The Fragment Shader follows. It performs the final part of the Varyings Interpolation on the R, G, and B colour components, applies an opaque Alpha component, and stores the resultant colour while also signaling the GPU to unlock the Tile/Frame Buffer so that other QPUs, assigned to run the shader, can access it.

fmul	r0, vary_rd, a15;	# a15 has W.
fadd	r0, r0, r5;

fmul	r1, vary_rd, a15;
fadd	r1, r1, r5;

fmul	r2, vary_rd, a15;
fadd	r2, r2, r5;

li	r3, -, 0xff000000;	# alpha (= 8d)

fmuli	r3, r0, 1f	pm8c;
fmuli	r3, r1, 1f	pm8b;
fmuli	r3, r2, 1f	pm8a;

or	tlb_clr_all, r3, r3	usb;

ori	host_int, 1, 1;
pe;;;

The binary code:

0x203e303e, 0x100049e0, // fmul	r0, vary_rd, a15;
0x019e7140, 0x10020827, // fadd	r0, r0, r5;

0x203e303e, 0x100049e1, // fmul	r1, vary_rd, a15;
0x019e7340, 0x10020867, // fadd	r1, r1, r5;

0x203e303e, 0x100049e2, // fmul	r2, vary_rd, a15;
0x019e7540, 0x100208a7, // fadd	r2, r2, r5;

0xff000000, 0xe00208e7, // li	r3, -, 0xff000000;

0x209e0007, 0xd16049e3, // fmuli	r3, r0, 1f	pm8c;
0x209e000f, 0xd15049e3, // fmuli	r3, r1, 1f	pm8b;
0x209e0017, 0xd14049e3, // fmuli	r3, r2, 1f	pm8a;

0x159e76c0, 0x50020ba7, // or	tlb_clr_all, r3, r3	usb;

0x159c1fc0, 0xd00209a7, // ori	host_int, 1, 1;
0x009e7000, 0x300009e7, // pe;
0x009e7000, 0x100009e7, // ;
0x009e7000, 0x100009e7, // ;

Running the demo:

The driver program can be found here.

There are three interrupts raised. The first is raised when the Tile-Binning is complete, with the Tile Lists flushed into the Tile Allocation Buffer. The second and third are raised because the Fragment Shader requested raising a host interrupt at the end of the program. The third is also raised because of another reason - when the Renderer has written out all the tiles into the Frame Buffer.

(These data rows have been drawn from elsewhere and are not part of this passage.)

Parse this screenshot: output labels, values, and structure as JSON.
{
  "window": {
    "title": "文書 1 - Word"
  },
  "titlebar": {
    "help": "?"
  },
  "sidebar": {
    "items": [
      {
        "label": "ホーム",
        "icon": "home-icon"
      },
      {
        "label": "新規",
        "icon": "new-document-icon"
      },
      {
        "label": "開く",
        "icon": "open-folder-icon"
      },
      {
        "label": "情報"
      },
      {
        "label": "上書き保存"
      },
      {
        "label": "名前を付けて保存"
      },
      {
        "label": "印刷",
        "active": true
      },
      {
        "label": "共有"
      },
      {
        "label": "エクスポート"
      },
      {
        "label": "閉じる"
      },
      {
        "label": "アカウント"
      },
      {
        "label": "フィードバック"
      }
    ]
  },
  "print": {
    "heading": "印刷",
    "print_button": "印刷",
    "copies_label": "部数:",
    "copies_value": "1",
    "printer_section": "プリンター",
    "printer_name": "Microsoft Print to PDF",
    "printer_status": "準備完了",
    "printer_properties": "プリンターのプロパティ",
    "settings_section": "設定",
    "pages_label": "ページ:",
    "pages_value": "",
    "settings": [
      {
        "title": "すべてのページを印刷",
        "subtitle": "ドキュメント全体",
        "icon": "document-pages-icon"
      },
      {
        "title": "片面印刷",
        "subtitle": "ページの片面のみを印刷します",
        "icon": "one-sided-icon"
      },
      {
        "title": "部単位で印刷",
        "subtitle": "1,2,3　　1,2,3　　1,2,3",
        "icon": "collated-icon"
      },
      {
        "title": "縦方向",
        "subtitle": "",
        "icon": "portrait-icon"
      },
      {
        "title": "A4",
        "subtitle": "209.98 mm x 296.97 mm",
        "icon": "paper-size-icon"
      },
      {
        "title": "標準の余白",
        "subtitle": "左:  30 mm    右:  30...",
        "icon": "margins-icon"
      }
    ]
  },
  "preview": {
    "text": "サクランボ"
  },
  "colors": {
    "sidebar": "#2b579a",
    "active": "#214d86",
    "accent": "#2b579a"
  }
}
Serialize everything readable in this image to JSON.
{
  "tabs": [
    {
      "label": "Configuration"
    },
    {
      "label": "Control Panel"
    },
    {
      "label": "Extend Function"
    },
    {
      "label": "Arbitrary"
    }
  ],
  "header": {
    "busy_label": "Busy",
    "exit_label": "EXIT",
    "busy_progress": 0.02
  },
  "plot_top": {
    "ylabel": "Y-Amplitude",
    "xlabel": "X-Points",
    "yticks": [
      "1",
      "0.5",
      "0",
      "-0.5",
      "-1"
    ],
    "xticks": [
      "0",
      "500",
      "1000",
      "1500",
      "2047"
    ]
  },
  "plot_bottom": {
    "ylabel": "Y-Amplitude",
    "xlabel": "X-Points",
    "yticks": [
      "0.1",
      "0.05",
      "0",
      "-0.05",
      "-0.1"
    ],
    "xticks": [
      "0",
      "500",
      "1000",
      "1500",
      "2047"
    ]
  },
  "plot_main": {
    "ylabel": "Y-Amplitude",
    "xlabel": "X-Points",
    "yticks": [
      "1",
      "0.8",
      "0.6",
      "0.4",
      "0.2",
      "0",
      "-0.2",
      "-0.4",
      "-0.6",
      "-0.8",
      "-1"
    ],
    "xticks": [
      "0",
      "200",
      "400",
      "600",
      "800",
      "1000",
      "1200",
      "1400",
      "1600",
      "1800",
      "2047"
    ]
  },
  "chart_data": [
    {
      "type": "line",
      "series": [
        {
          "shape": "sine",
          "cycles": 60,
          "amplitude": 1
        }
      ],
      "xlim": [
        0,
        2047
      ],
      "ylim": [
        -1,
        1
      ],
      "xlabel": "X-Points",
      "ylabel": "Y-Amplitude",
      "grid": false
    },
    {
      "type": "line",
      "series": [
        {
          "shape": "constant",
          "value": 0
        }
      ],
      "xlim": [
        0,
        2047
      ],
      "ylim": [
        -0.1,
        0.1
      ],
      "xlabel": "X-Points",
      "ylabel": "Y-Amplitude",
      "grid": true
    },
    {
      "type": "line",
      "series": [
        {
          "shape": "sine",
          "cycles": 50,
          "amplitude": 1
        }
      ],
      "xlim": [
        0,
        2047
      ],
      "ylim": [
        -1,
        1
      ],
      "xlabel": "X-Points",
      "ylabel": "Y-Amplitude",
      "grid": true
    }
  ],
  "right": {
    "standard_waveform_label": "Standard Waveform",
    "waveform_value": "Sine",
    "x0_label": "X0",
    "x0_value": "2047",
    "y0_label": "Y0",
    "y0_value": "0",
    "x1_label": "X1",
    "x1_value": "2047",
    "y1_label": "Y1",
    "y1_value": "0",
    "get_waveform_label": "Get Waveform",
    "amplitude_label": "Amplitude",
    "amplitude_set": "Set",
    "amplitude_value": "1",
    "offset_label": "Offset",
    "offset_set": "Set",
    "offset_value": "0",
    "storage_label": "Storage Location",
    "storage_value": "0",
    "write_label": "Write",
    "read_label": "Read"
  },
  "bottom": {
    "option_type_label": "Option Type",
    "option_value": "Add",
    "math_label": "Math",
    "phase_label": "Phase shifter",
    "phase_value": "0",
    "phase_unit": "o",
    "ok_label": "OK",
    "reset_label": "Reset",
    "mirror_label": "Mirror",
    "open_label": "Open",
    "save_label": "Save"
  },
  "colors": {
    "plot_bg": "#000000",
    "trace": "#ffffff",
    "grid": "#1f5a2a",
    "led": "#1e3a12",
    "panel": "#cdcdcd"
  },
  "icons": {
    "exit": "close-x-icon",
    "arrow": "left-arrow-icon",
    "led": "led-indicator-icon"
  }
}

The two interrupts - Binning Complete and Rendering Complete - have been enabled within the V3D_INTENA register.

The V3D_DBQITC print shows the QPUs which were tasked with running the Fragment Shader.

v3dirqh: errstat 1000, intctl 6, dbqitc 0
v3dirqh: errstat 1000, intctl 0, dbqitc ffe
v3dirqh: errstat 1000, intctl 1, dbqitc 1
d50: err 0

The Frame Buffer image is here. Notice the jagged appearance of the two sides of the triangle. A later demo attempts to reduce these aliasing artifacts by enabling MSAA 4x.